…the easier it is to learn more.
Now that I’m paying for Satori Reader, I’m using it quite a bit. Okay, every day for at least a few minutes. One of the
issues learning opportunities that I’m running into is a fair amount of new vocabulary. (Because of the way the site is set up, this doesn’t have to slow down your reading.)
I am also working my way through a JLPT N3 vocabulary course on Memrise which, by the way, may take up every bit of the seven months I have before the test. One of the good things is that I’m seeing some of the same vocabulary in both places. Every time I run across a word in one location that I have met in the other, it’s a good thing.

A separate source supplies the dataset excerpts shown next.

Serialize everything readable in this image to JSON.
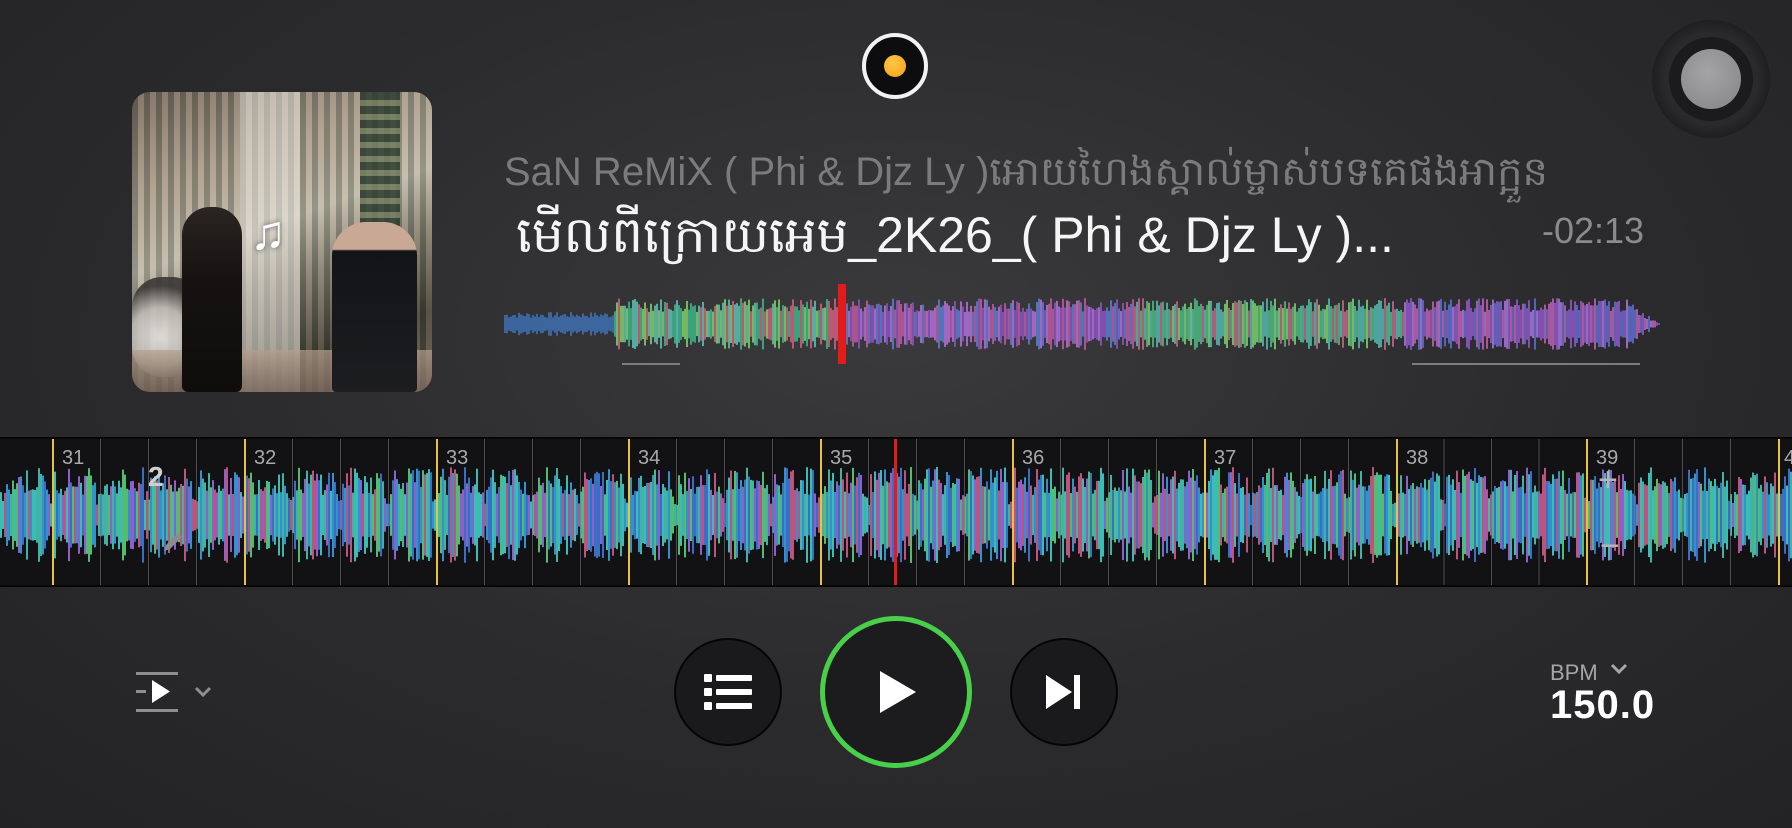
{
  "header": {
    "record_button": "record-button",
    "settings_knob": "knob"
  },
  "track": {
    "artist_line": "SaN ReMiX ( Phi & Djz Ly )អោយហៃងស្គាល់ម្ចាស់បទគេផងអាក្អួន",
    "title": "មើលពីក្រោយអេម_2K26_( Phi & Djz Ly )...",
    "time_remaining": "-02:13",
    "album_art_icon": "music-note-icon"
  },
  "waveform": {
    "beat_numbers": [
      "31",
      "32",
      "33",
      "34",
      "35",
      "36",
      "37",
      "38",
      "39",
      "4"
    ],
    "cue_number": "2",
    "zoom_in": "+",
    "zoom_out": "−"
  },
  "controls": {
    "queue_mode_icon": "play-queue-icon",
    "playlist_icon": "list-icon",
    "play_icon": "play-icon",
    "next_icon": "skip-next-icon",
    "play_ring_color": "#48d04a"
  },
  "bpm": {
    "label": "BPM",
    "value": "150.0"
  },
  "colors": {
    "accent_green": "#48d04a",
    "marker_red": "#e31b1b",
    "record_yellow": "#f5a00f",
    "beat_yellow": "#e8c43a"
  }
}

Also, as I’ve addressed in another post, some of the Kanji for the N3 is easy because either I’ve seen it before or because it is a word made of individual characters that I already know and the combined meaning makes perfect sense.
When you start learning Japanese, the learning curve seems pretty steep, but it really is true that, the more you know, the easier it is to learn more. This is not only because things that you already know make new things easier to understand but also because you find better and better tools and your brain gets used to what you’re doing and gets better at it.

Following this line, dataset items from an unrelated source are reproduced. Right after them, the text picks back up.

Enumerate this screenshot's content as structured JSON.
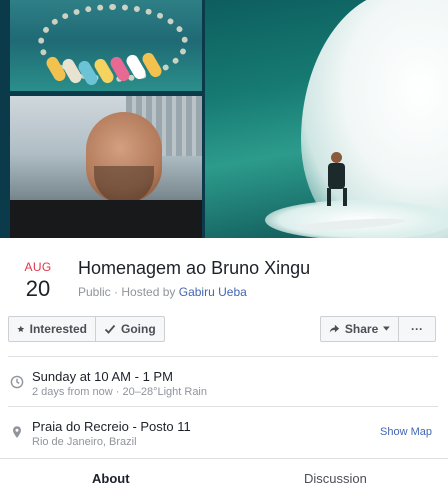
{
  "event": {
    "month": "AUG",
    "day": "20",
    "title": "Homenagem ao Bruno Xingu",
    "privacy": "Public",
    "hosted_by_prefix": "Hosted by",
    "host": "Gabiru Ueba"
  },
  "actions": {
    "interested_label": "Interested",
    "going_label": "Going",
    "share_label": "Share",
    "more_label": "···"
  },
  "details": {
    "time_main": "Sunday at 10 AM - 1 PM",
    "time_sub": "2 days from now · 20–28°Light Rain",
    "place_main": "Praia do Recreio - Posto 11",
    "place_sub": "Rio de Janeiro, Brazil",
    "show_map_label": "Show Map"
  },
  "tabs": {
    "about": "About",
    "discussion": "Discussion"
  },
  "colors": {
    "date_month": "#e4344b",
    "link": "#4267b2",
    "muted": "#90949c"
  },
  "icons": [
    "star-icon",
    "checkmark-icon",
    "share-arrow-icon",
    "caret-down-icon",
    "clock-icon",
    "location-pin-icon"
  ]
}
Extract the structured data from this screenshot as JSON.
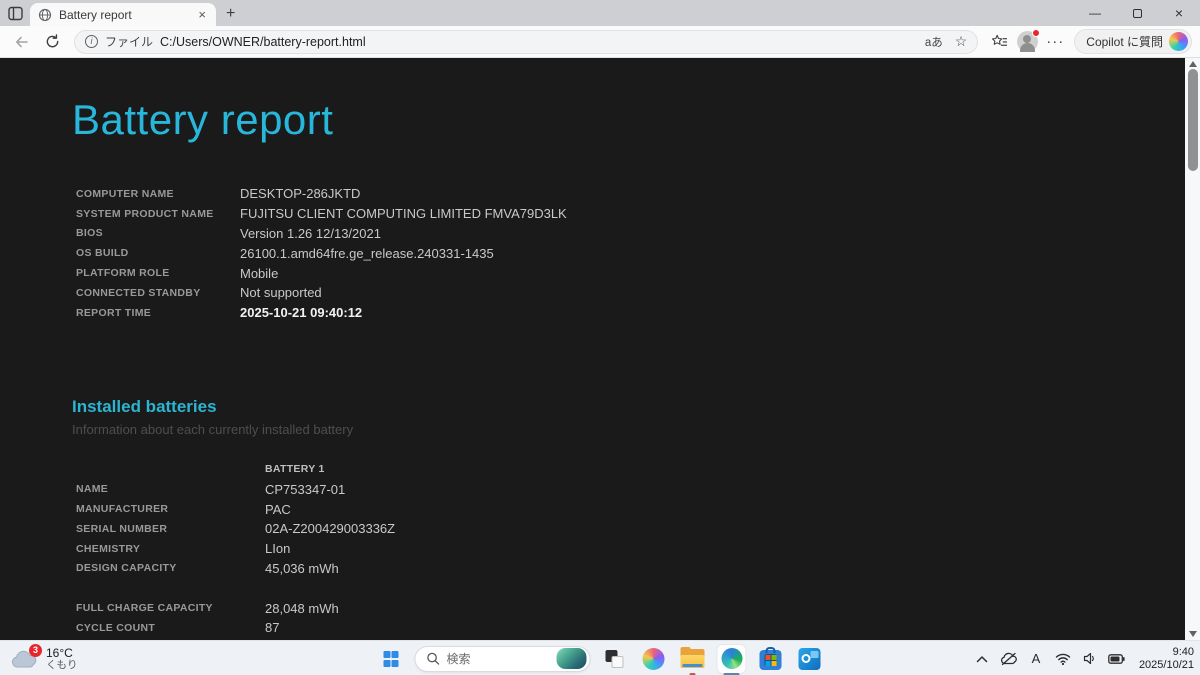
{
  "browser": {
    "tab_title": "Battery report",
    "new_tab_glyph": "+",
    "close_tab_glyph": "×",
    "minimize_glyph": "—",
    "close_window_glyph": "×",
    "more_glyph": "···",
    "translate_label": "aあ",
    "favorite_glyph": "☆",
    "info_glyph": "i",
    "address": {
      "scheme": "ファイル",
      "url": "C:/Users/OWNER/battery-report.html"
    },
    "copilot_button": "Copilot に質問"
  },
  "report": {
    "title": "Battery report",
    "accent_color": "#28b7da",
    "background_color": "#1a1a1a",
    "system": {
      "rows": [
        {
          "label": "COMPUTER NAME",
          "value": "DESKTOP-286JKTD"
        },
        {
          "label": "SYSTEM PRODUCT NAME",
          "value": "FUJITSU CLIENT COMPUTING LIMITED FMVA79D3LK"
        },
        {
          "label": "BIOS",
          "value": "Version 1.26 12/13/2021"
        },
        {
          "label": "OS BUILD",
          "value": "26100.1.amd64fre.ge_release.240331-1435"
        },
        {
          "label": "PLATFORM ROLE",
          "value": "Mobile"
        },
        {
          "label": "CONNECTED STANDBY",
          "value": "Not supported"
        },
        {
          "label": "REPORT TIME",
          "value": "2025-10-21  09:40:12"
        }
      ]
    },
    "batteries": {
      "heading": "Installed batteries",
      "subtitle": "Information about each currently installed battery",
      "column_header": "BATTERY 1",
      "rows": [
        {
          "label": "NAME",
          "value": "CP753347-01"
        },
        {
          "label": "MANUFACTURER",
          "value": "PAC"
        },
        {
          "label": "SERIAL NUMBER",
          "value": "02A-Z200429003336Z"
        },
        {
          "label": "CHEMISTRY",
          "value": "LIon"
        },
        {
          "label": "DESIGN CAPACITY",
          "value": "45,036 mWh"
        }
      ],
      "rows_secondary": [
        {
          "label": "FULL CHARGE CAPACITY",
          "value": "28,048 mWh"
        },
        {
          "label": "CYCLE COUNT",
          "value": "87"
        }
      ]
    }
  },
  "taskbar": {
    "weather": {
      "badge": "3",
      "temperature": "16°C",
      "condition": "くもり"
    },
    "search": {
      "placeholder": "検索"
    },
    "tray": {
      "ime_mode": "A",
      "time": "9:40",
      "date": "2025/10/21"
    }
  }
}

I’ve actually already gone through all my vocabulary for the day (including learning a new set of words for the N3). I still need to do some homework/grammar study, but that’s okay. I’ll be able to carve out some time for that later on.
That, by the way, is also part of the trick. Notice that I’m not going to find some time for grammar study, I’m going to make some time for grammar study.
The words I’m learning for the N3, by the way, are often new words for things I already know.
例えば (for example) 昨日 can be read two different ways. It might be きのう or it might be さくじつ. They both mean yesterday, the second is more formal than the first. You might use さくじつ in a business meeting, for example, while きのう is a little more casual.
Oh, well. 昼ごはんです。食べましょう。